Asynchronous batch inference

zenosama · February 22, 2022, 7:31am

Hello,

I want to learn how to enable asynchronous batch inference. As opposed to the common way that samples in a batch are computed (forward) at the same time synchronously within a process, I want to know how to compute (forward) each sample asynchronously in a batch using different processes because my model and data are too special to handle in a process synchronously (e.g., sample lengths in a batch vary too much)
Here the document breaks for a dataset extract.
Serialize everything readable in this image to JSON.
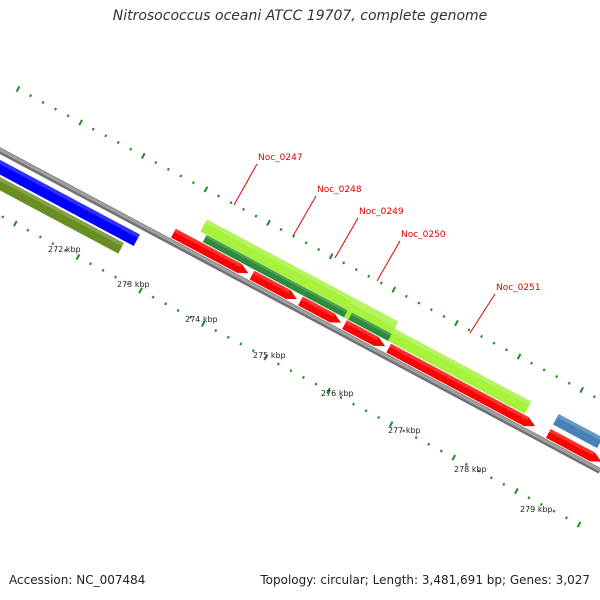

My current idea is using torch.multiprocessing as one solution. However, I don’t know if it is the appropriate way. And is there any other solutions?

Thanks

cbalioglu · February 22, 2022, 1:56pm

Have you checked TorchServe?

zenosama · February 23, 2022, 2:31am

Hi Can, thanks for your reply. Yes, but my case is more complicated. For example, my model is an enc-dec model. I hope samples in a batch are encoded synchronously but to decode asynchronously. I didn’t find TorchServe can do kind of this and don’t think a framework can support it without any customization work.

marksaroufim · February 23, 2022, 2:36am

Hi @zenosama we should be able to handle this with our workflows feature - let me know if this helps serve/examples/Workflows at master · pytorch/serve · GitHub

zenosama · February 23, 2022, 4:22am

Thanks Mark for your help. Will definitely look into the examples to see how to work in my case.

Thank you